Women and girls have been the worst victims of the situation. They hoof long distances looking for the liquid, eating into work or school time.

Besides water and sanitation issues, accessing a house in Chinsapo or Mtandire is dreary. One has to weave through clumpy houses, zigzagging through pubs, churches and video showrooms. Pavements are webbed, roads bumpy and dusty.

Group Village Headman (GVH) Banda of Chinsapo said the state of roads in his area is hampering development activities.

“In our daily lives we need to eat but accessing Admarc [Agriculture Development Marketing Corporation] is hard because of poor and impassable roads. It’s even harder to find transport when somebody is sick or during death,” he said.

Ccode Assistant Project Manager Gerald Chihana says once the informal settlement upgrading works complete, the two townships will have better roads and improved sanitary conditions and access to clean water.

“We expect the upgraded roads to improve drainage systems such that water will no longer flood neighbourhoods or dump debris in people’s compounds,” said Chihana.

Nkhambule shared Chihana’s expectations.
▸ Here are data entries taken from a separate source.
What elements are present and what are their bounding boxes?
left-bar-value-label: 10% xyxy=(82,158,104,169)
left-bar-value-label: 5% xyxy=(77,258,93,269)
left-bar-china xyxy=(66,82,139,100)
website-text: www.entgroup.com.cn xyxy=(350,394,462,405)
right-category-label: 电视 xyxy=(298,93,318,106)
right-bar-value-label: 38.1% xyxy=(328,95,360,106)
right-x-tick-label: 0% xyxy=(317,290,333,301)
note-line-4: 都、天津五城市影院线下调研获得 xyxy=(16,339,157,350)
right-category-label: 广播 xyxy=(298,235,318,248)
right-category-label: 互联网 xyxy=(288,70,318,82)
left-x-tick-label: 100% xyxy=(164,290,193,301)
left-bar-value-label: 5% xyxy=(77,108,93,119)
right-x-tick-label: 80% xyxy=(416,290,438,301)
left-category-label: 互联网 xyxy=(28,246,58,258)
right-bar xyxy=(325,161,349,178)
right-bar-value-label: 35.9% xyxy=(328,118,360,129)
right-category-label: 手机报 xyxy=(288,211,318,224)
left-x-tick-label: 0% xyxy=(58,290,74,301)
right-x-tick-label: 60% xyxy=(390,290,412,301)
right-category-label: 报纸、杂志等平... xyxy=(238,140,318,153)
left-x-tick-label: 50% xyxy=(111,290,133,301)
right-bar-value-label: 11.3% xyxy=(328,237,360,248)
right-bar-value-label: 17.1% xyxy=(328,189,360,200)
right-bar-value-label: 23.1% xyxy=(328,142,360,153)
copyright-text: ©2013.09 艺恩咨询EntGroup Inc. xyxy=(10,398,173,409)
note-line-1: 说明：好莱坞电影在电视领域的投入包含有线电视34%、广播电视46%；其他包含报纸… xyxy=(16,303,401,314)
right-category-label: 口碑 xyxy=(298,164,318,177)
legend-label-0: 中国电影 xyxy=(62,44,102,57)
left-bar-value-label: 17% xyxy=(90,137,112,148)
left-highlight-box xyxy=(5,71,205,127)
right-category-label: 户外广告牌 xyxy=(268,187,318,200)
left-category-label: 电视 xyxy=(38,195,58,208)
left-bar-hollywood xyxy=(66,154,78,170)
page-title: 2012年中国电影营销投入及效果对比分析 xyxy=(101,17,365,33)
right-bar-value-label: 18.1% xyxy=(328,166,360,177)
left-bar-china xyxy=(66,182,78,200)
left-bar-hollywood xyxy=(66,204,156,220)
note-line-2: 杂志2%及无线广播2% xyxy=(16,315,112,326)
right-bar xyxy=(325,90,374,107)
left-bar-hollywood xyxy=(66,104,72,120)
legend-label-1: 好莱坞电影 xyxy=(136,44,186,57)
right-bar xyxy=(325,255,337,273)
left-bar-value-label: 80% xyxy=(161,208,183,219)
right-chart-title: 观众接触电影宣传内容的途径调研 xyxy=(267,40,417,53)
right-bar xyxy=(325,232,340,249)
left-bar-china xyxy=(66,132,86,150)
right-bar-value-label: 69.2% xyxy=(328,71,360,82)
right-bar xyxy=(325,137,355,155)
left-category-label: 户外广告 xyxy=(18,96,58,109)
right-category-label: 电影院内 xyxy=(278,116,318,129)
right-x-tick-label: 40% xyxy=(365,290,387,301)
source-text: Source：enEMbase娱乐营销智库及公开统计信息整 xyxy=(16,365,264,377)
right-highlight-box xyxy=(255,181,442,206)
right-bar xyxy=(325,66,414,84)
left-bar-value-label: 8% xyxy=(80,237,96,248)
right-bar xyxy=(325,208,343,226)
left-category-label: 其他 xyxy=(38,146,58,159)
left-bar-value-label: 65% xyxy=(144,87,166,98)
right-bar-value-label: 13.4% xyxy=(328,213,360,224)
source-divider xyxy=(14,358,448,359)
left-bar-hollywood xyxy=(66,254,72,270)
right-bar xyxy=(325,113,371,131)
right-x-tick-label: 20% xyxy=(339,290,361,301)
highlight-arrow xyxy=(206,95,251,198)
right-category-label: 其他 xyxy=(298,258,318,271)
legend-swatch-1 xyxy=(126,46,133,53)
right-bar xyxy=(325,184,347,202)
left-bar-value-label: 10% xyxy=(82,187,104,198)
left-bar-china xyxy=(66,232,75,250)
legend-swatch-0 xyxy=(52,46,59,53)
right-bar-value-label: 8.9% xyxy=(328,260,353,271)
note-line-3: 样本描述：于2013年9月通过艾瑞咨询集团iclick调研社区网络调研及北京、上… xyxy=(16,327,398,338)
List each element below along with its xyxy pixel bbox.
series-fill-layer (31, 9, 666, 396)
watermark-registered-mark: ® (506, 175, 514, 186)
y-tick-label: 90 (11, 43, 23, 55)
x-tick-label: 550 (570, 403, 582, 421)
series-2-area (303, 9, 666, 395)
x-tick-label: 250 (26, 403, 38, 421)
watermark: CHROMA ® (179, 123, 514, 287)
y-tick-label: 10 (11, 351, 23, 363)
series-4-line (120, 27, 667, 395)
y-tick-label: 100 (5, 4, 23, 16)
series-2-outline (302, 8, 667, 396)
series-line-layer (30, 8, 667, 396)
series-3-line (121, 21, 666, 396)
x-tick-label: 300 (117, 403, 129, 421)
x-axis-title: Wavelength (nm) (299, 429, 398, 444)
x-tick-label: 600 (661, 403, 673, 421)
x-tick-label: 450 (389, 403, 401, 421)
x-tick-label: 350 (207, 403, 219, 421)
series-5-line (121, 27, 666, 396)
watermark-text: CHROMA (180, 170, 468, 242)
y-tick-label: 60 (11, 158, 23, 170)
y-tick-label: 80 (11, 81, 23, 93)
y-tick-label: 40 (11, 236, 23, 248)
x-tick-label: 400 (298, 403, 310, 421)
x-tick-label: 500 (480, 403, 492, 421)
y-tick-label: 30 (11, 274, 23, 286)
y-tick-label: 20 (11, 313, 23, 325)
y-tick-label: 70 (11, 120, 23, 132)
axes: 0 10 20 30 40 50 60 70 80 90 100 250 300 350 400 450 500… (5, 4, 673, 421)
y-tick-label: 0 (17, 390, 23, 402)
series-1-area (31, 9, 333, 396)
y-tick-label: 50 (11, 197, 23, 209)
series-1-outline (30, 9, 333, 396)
The drainage will cushion the neighbourhoods from destructive runoffs. Children will go to school even after heavy downpours. Water sources will also be convenient and protected.

This should drive the MDG target of universal access to safe water and basic sanitation whose benefits go beyond health sector.

ONE estimates that meeting this target would reduce child deaths by 203,000; enhance school days by 270 million and help sub-Sahara African governments save about 12 percent of their annual public health expenditure.

In the immediate, the benefit of the Ccode project is that it is tapping local human resource, not voluntarily but on wage. Each pockets K800 per day, more than double the recommended daily wage of K371.


For people of Mtandire and Chinsapo to maximise utility of the K97million package, they ought to look at how their society was knifed apart, neglected.